Pain News Network

View Original

Montana to Host Arachnoiditis Seminar for Doctors

By Pat Anson, Editor

You might call it the world’s longest house call.

Dr. Forest Tennant, a pain management physician in West Covina, California, will travel nearly a thousand miles this summer to meet with patients and doctors in Helena, Montana. Tennant will lead a two-day seminar on arachnoiditis, a chronic and painful spinal disease that leaves many patients permanently disabled.

Tennant’s trip to Montana is a reversal of sorts. For years, dozens of desperate arachnoiditis patients from Montana and other states have traveled cross-country to see him at his pain clinic outside Los Angeles.

“In the past it was considered a rare disease with no hope. We can do a lot to diagnose and to treat it now,” says Tennant, who has done extensive research on the disease and has launched an Arachnoiditis Education Project for physicians.

Arachnoiditis has nothing to do with arachnophobia, a fear of spiders. It’s an inflammation of the arachnoid membrane that surrounds the spinal cord. Over time, the inflammation causes scar tissue to build around spinal nerves, which begin to adhere or stick together. This leads to adhesive arachnoiditis, which causes severe chronic pain and other neurological problems. The disease is progressive, incurable and difficult to treat.

Once considered rare, Tennant is seeing more and more cases.

FOREST TENNANT, MD

“Every pain practice I talk to now says ‘Oh, I have a patient with this.’ This is an emerging issue that every practice in the country will have to become aware of, just like Hepatitis C or AIDS or Lyme disease. It’s one of these diseases that’s here. It’s not going away. The fact is we’re all going to grow older and we all have spines that are going deteriorate. We’re going to end up with this. We have the technology and the knowledge now to diagnose it and the protocol to treat it.” 

Tennant uses a combination of pain medication, hormones and anti-inflammatory drugs to manage the symptoms of arachnoiditis and possibly stop its progression. He wants to share with Montana doctors what he’s learned.  

“We would like to identify some practitioners in the area who are interested in the disease and who would be willing to treat patients,” says Tennant. “We’d also like to foster the development of patient groups for self-support. Those are the two goals.”

Montana may be small in terms of population, but the Big Sky state has fostered some of the most vocal and educated grassroots activists in the pain community. Several have arachnoiditis, and after years of dealing with a healthcare system that failed to treat or even recognize their symptoms, they’re finally getting some attention.

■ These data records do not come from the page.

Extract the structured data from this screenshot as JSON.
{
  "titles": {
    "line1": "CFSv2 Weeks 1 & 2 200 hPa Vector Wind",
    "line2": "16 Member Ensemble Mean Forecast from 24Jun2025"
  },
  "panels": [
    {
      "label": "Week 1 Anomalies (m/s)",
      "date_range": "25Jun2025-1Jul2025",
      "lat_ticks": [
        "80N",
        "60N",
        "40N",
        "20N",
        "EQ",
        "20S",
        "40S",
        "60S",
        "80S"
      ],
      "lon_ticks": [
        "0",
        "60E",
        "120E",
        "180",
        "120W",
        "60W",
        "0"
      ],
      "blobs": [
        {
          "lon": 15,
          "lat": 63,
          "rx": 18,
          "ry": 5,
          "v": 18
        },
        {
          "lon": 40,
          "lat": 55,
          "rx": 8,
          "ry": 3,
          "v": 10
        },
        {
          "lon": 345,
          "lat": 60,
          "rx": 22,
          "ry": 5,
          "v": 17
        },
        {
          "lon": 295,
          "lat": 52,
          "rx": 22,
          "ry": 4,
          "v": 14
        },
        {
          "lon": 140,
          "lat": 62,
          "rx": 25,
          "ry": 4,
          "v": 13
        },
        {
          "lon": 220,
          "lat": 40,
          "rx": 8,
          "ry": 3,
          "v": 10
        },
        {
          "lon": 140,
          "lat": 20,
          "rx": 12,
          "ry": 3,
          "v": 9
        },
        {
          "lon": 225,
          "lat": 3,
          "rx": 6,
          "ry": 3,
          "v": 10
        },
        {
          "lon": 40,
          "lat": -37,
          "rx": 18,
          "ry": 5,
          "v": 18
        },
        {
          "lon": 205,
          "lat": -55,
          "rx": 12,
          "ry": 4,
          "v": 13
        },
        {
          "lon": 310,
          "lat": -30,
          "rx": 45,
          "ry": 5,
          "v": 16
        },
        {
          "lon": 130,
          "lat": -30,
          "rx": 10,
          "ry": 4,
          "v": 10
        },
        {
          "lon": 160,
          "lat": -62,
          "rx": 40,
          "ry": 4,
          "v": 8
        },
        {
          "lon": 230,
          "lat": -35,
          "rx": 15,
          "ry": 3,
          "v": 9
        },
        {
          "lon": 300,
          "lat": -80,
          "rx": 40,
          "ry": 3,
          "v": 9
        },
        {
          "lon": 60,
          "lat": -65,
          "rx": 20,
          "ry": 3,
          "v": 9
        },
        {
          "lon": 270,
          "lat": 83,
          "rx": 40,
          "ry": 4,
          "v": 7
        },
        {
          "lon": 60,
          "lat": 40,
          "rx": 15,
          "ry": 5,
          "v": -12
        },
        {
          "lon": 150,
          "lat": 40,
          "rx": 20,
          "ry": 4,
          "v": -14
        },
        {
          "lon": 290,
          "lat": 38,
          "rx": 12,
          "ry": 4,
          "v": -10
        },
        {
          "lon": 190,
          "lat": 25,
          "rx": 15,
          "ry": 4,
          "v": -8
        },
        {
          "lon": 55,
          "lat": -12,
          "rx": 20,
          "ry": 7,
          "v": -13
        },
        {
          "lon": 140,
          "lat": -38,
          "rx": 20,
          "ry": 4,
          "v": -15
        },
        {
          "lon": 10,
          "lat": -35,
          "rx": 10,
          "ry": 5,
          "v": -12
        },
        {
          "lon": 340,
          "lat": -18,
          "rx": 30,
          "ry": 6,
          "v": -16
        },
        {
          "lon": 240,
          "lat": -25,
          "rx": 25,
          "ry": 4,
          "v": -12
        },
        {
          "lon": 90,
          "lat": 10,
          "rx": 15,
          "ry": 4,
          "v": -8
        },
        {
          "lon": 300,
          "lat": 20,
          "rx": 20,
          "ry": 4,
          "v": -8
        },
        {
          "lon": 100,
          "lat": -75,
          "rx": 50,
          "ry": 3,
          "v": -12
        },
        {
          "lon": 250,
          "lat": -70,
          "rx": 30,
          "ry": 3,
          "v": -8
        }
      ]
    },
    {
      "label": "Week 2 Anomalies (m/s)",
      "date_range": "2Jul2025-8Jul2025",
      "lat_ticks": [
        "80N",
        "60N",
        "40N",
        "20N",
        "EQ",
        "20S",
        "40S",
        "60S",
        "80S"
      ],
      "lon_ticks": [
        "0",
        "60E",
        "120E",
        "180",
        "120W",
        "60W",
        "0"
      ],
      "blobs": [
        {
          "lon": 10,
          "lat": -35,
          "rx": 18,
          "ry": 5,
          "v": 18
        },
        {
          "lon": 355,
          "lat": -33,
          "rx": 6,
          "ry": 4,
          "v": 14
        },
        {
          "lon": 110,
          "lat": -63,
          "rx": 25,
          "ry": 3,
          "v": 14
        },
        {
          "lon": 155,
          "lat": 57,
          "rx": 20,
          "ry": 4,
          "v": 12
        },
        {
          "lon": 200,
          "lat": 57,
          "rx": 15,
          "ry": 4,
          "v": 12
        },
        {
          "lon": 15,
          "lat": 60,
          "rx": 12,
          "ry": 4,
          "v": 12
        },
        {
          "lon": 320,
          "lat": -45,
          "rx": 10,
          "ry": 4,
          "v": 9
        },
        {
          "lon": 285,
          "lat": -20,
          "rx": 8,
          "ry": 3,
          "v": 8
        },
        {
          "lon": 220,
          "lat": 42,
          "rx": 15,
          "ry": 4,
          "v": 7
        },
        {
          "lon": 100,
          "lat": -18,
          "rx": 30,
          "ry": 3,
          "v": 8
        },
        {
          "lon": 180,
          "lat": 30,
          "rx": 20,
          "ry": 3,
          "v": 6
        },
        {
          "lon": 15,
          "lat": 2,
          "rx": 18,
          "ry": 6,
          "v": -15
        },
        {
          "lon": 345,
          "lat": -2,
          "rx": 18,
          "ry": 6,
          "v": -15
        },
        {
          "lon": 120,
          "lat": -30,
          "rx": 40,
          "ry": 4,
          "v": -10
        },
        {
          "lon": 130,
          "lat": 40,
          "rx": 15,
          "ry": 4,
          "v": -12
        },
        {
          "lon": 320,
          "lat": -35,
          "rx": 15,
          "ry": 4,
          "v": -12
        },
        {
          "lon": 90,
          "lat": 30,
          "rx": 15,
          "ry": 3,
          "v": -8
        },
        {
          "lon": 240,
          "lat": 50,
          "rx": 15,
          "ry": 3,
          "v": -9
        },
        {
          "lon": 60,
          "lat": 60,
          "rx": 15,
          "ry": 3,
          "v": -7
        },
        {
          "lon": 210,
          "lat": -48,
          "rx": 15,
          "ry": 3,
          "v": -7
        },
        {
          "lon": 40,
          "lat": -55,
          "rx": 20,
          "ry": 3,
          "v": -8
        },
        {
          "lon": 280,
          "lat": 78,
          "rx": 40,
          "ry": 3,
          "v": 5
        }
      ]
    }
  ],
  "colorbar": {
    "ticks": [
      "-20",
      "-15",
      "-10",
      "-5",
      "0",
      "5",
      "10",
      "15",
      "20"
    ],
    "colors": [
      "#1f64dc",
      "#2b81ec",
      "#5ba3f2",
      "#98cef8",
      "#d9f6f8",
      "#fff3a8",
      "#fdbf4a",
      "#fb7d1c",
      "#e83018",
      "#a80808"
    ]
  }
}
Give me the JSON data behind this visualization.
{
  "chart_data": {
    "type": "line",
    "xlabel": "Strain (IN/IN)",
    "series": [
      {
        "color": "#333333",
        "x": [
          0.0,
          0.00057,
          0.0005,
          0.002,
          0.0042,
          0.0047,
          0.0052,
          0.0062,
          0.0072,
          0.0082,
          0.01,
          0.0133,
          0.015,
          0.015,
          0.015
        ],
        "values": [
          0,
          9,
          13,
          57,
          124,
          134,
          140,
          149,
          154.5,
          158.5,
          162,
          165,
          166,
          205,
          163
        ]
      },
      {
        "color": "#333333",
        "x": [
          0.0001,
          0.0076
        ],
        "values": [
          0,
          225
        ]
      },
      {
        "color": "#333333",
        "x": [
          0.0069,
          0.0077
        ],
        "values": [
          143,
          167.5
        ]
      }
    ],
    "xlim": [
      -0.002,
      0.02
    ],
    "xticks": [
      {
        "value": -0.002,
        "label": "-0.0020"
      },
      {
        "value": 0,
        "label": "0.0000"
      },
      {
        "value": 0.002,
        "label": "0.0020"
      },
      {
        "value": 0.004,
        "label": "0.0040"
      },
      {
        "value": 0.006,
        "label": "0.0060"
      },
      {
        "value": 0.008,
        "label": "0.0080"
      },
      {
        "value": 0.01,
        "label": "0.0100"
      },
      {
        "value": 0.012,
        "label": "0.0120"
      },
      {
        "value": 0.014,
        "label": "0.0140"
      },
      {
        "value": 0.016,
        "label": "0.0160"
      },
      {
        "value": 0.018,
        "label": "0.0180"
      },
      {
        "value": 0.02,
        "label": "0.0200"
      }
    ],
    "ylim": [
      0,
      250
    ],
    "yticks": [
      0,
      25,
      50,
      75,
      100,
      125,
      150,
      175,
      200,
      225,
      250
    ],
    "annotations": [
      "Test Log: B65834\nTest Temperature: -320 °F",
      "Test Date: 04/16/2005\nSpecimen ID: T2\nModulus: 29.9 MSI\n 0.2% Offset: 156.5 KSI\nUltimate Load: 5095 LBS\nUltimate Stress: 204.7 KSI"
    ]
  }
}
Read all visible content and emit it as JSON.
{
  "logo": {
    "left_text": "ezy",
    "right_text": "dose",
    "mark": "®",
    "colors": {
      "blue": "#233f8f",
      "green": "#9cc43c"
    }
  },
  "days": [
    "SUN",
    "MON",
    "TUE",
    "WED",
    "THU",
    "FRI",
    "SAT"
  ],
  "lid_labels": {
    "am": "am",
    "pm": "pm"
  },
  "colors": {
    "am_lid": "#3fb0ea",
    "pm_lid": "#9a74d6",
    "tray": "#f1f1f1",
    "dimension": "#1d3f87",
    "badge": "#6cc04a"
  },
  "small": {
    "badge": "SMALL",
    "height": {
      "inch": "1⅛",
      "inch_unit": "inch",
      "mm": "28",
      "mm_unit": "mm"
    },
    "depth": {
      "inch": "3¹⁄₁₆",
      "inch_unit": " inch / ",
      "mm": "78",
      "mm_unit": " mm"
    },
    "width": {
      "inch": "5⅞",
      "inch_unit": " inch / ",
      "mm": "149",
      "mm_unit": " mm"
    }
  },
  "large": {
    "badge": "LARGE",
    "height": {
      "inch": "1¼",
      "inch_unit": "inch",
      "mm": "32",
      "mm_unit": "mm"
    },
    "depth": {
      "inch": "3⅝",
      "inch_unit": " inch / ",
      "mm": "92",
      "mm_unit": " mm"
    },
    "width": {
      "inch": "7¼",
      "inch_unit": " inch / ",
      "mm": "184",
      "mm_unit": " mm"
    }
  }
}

Kate Lamport, a 33-year old mother of four from Helena, developed arachnoiditis after a series of epidural injections for child birth and bulging discs in her back. Her back pain was originally thought to be from fibromyalgia or Lyme disease, but on a trip to California to see Tennant a few months ago, she was diagnosed with arachnoiditis.   

“While I was there, I was blown away by the amount of people that have arachnoiditis and how undertreated and under acknowledged a disease it is,” says Lamport, who pitched the idea of a seminar to Tennant.

“I asked him if I put together a conference if he would speak at it and teach other doctors and patients that don’t have an opportunity to come see him,” says Lamport. “Doctor Tennant is so knowledgeable. If I call him and I say this is what’s acting up, he knows what to say and what to do. A month ago my adrenal glands shutdown and that’s when you die. And he knew what to do to get me out of that.”

Many patients are convinced they developed arachnoiditis after surgeries or epidural steroid injections that damaged their spines. But Tennant believes the underlying causes are more complex.

“There are several ways to get this. Unfortunately, there’s too much focus on medical procedures,” he says Tennant. “There are people we now know who have gotten it from viral infections, Lyme disease, auto-immune disorders, and what have you. There are a lot of different reasons why you get this and medical procedures can accelerate it.”

There’s a great deal of debate in the medical community over the value of spinal injections, surgeries, spinal cord stimulators and other “interventional” procedures to treat back pain. About 9 million epidural steroid injections are performed annually in the United States, often as a substitute for opioid pain medication.

Tennant says epidurals can be effective, but are increasingly overused, with some patients getting dozens of injections annually.

“Unfortunately, somebody who’s had a lot of back procedures is likely to end up with arachnoiditis. It’s a complication of medical procedures that may not be able to be avoided. And I want to make a point of this. Somebody who needs back surgery may have to take the risk,” he says.

The arachnoiditis seminar will be held July 9th and 10th at the Radisson Hotel in Helena, Montana's capital. For further additional information or to register for the conference, click here.

Montana Public Radio recently broadcast a two-part series on “pain refugees” leaving the state for treatment and the fear many Montana doctors have about prescribing opioids, which may have led one pain patient to commit suicide.